Prince Charles's private income increases by 4%
The Prince of Wales' private income increased by more than 4% last year but his taxpayer funding was almost halved, Clarence House accounts show.
Sir Michael Peat, Prince Charles's principal private secretary, said the reason for the fall in taxpayer funding was lower spending on overseas travel.
The main long-haul trip last year to Canada was paid for by the prince's hosts, Sir Michael added.
The figures showed official expenditure fell from £12.5m to £10.7m.
Funding from government departments and grants-in-aid amounted to £1.66m, down from almost £3m the previous year.
Private income from the Duchy of Cornwall amounted to more than £17.1m.

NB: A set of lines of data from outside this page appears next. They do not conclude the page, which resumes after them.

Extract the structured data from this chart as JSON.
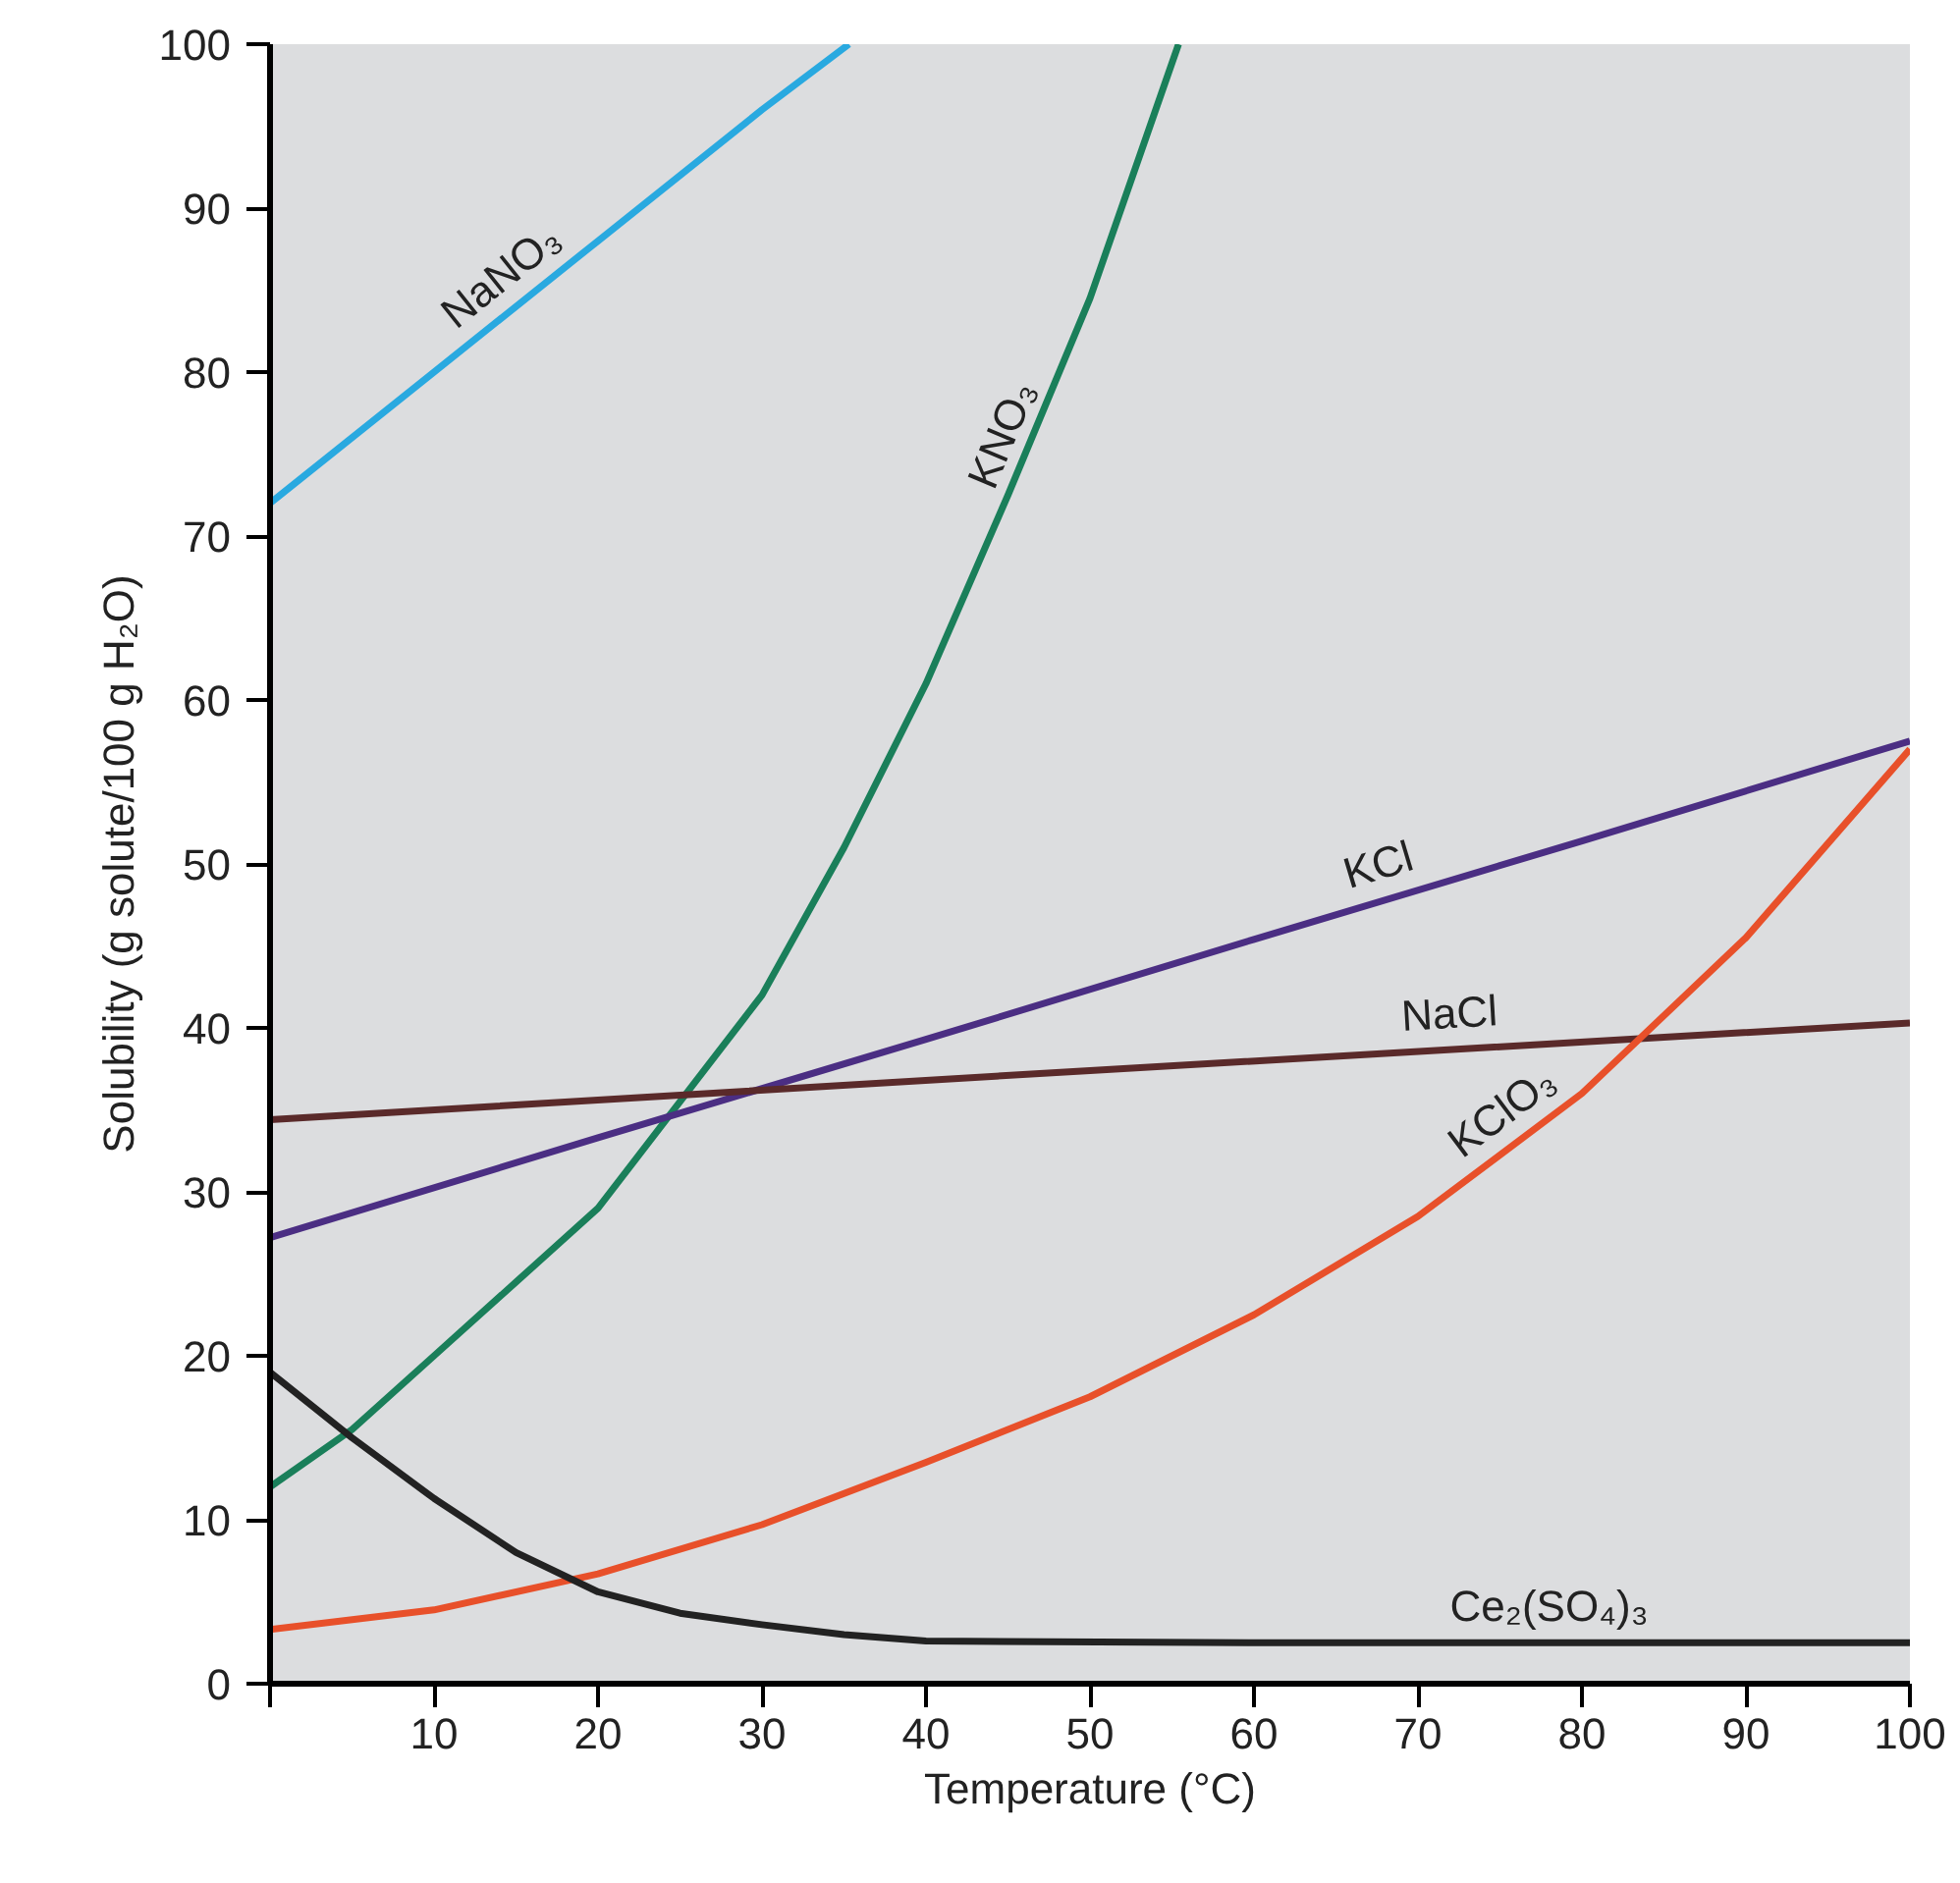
{
  "chart_data": {
    "type": "line",
    "xlabel": "Temperature (°C)",
    "ylabel": "Solubility (g solute/100 g H₂O)",
    "xlim": [
      0,
      100
    ],
    "ylim": [
      0,
      100
    ],
    "xticks": [
      {
        "value": 0,
        "label": null
      },
      10,
      20,
      30,
      40,
      50,
      60,
      70,
      80,
      90,
      100
    ],
    "yticks": [
      0,
      10,
      20,
      30,
      40,
      50,
      60,
      70,
      80,
      90,
      100
    ],
    "grid": false,
    "series": [
      {
        "name": "NaNO₃",
        "color": "#29a9e0",
        "x": [
          0,
          10,
          20,
          30,
          35.3
        ],
        "values": [
          72,
          80,
          88,
          96,
          100
        ]
      },
      {
        "name": "KNO₃",
        "color": "#1a7f5a",
        "x": [
          0,
          5,
          10,
          15,
          20,
          25,
          30,
          35,
          40,
          45,
          50,
          55.4
        ],
        "values": [
          12,
          15.5,
          20,
          24.5,
          29,
          35.5,
          42,
          51,
          61,
          72.5,
          84.5,
          100
        ]
      },
      {
        "name": "KCl",
        "color": "#4b2e83",
        "x": [
          0,
          20,
          40,
          60,
          80,
          100
        ],
        "values": [
          27.2,
          33.3,
          39.3,
          45.4,
          51.4,
          57.5
        ]
      },
      {
        "name": "NaCl",
        "color": "#5a2a2a",
        "x": [
          0,
          50,
          100
        ],
        "values": [
          34.4,
          37.4,
          40.3
        ]
      },
      {
        "name": "KClO₃",
        "color": "#e8502a",
        "x": [
          0,
          10,
          20,
          30,
          40,
          50,
          60,
          70,
          80,
          90,
          100
        ],
        "values": [
          3.3,
          4.5,
          6.7,
          9.7,
          13.5,
          17.5,
          22.5,
          28.5,
          36,
          45.5,
          57
        ]
      },
      {
        "name": "Ce₂(SO₄)₃",
        "color": "#222222",
        "x": [
          0,
          5,
          10,
          15,
          20,
          25,
          30,
          35,
          40,
          60,
          100
        ],
        "values": [
          19,
          15,
          11.3,
          8,
          5.6,
          4.3,
          3.6,
          3,
          2.6,
          2.5,
          2.5
        ]
      }
    ]
  }
}
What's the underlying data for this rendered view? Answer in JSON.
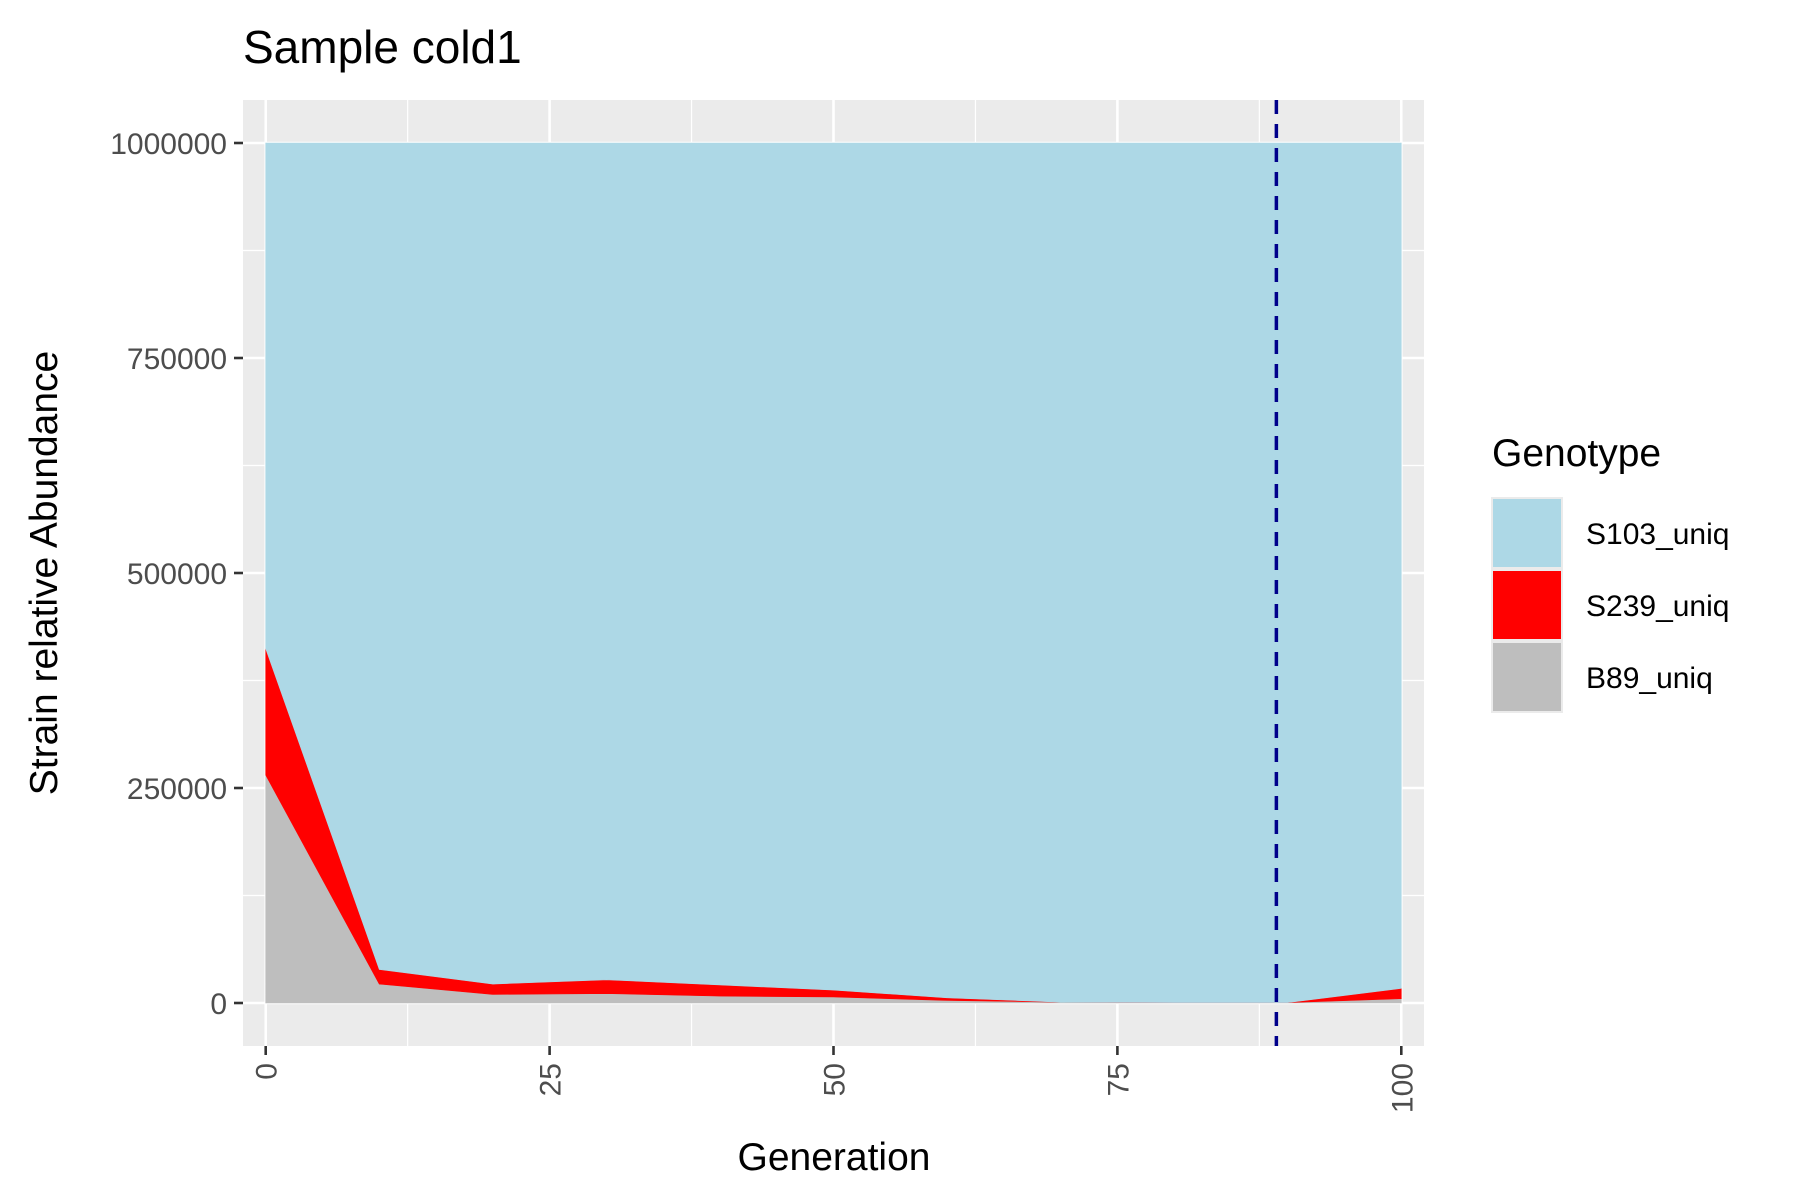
{
  "chart_data": {
    "type": "area",
    "stacked": true,
    "title": "Sample cold1",
    "xlabel": "Generation",
    "ylabel": "Strain relative Abundance",
    "xlim": [
      -2,
      102
    ],
    "ylim": [
      -50000,
      1050000
    ],
    "x_ticks": [
      0,
      25,
      50,
      75,
      100
    ],
    "x_tick_labels": [
      "0",
      "25",
      "50",
      "75",
      "100"
    ],
    "y_ticks": [
      0,
      250000,
      500000,
      750000,
      1000000
    ],
    "y_tick_labels": [
      "0",
      "250000",
      "500000",
      "750000",
      "1000000"
    ],
    "x": [
      0,
      10,
      20,
      30,
      40,
      50,
      60,
      70,
      80,
      90,
      100
    ],
    "series": [
      {
        "name": "B89_uniq",
        "color": "#bebebe",
        "values": [
          265000,
          22000,
          10000,
          11000,
          8000,
          7000,
          3000,
          1000,
          500,
          500,
          5000
        ]
      },
      {
        "name": "S239_uniq",
        "color": "#ff0000",
        "values": [
          147000,
          17000,
          12000,
          16000,
          13000,
          8000,
          3000,
          0,
          0,
          0,
          12000
        ]
      },
      {
        "name": "S103_uniq",
        "color": "#add8e6",
        "values": [
          588000,
          961000,
          978000,
          973000,
          979000,
          985000,
          994000,
          999000,
          999500,
          999500,
          983000
        ]
      }
    ],
    "vline": {
      "x": 89,
      "color": "#00008b",
      "style": "dashed"
    },
    "grid": true,
    "background": "#ebebeb",
    "legend": {
      "title": "Genotype",
      "placement": "right",
      "entries": [
        {
          "label": "S103_uniq",
          "color": "#add8e6"
        },
        {
          "label": "S239_uniq",
          "color": "#ff0000"
        },
        {
          "label": "B89_uniq",
          "color": "#bebebe"
        }
      ]
    }
  }
}
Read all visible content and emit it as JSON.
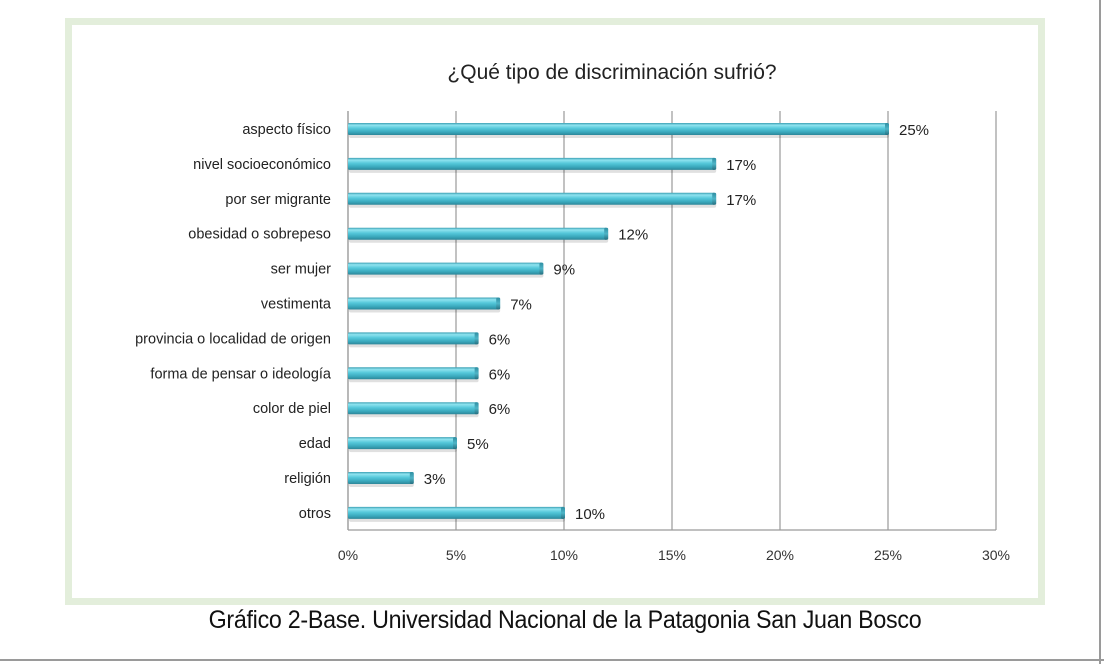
{
  "chart_data": {
    "type": "bar",
    "orientation": "horizontal",
    "title": "¿Qué tipo de discriminación sufrió?",
    "xlabel": "",
    "ylabel": "",
    "categories": [
      "aspecto físico",
      "nivel socioeconómico",
      "por ser migrante",
      "obesidad o sobrepeso",
      "ser mujer",
      "vestimenta",
      "provincia o localidad de origen",
      "forma de pensar o ideología",
      "color de piel",
      "edad",
      "religión",
      "otros"
    ],
    "values": [
      25,
      17,
      17,
      12,
      9,
      7,
      6,
      6,
      6,
      5,
      3,
      10
    ],
    "data_labels": [
      "25%",
      "17%",
      "17%",
      "12%",
      "9%",
      "7%",
      "6%",
      "6%",
      "6%",
      "5%",
      "3%",
      "10%"
    ],
    "xlim": [
      0,
      30
    ],
    "x_ticks": [
      0,
      5,
      10,
      15,
      20,
      25,
      30
    ],
    "x_tick_labels": [
      "0%",
      "5%",
      "10%",
      "15%",
      "20%",
      "25%",
      "30%"
    ],
    "grid": true,
    "legend": "none",
    "bar_color": "#4bbccf"
  },
  "caption": "Gráfico 2-Base. Universidad Nacional de la Patagonia San Juan Bosco"
}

The prince's annual review suggested he and his wife, the Duchess of Cornwall, undertook 755 UK and foreign engagements between them in the last financial year.
Sir Michael said much of the 43,000 miles they travelled was done at the request of the government.
Of the overseas trips, he added: "It depends where the government wants them to go."
The accounts also showed:
- Prince Charles paid almost 13% more tax, rising from £3.1m to £3.5m
- Non-official expenditure fell by nearly 1%, from £1,710,000 to £1,694,000
- The amount spent on official entertaining and receptions fell by more than half, from £527,000 to just £252,000
Sir Michael admitted the economic downturn had affected the way the prince's household had been run.
"We are living in the real world," Sir Michael said.
Prince Charles employs the equivalent of 124 full-time staff, including aides, financial and charity administrators, chefs, kitchen porters and gardeners.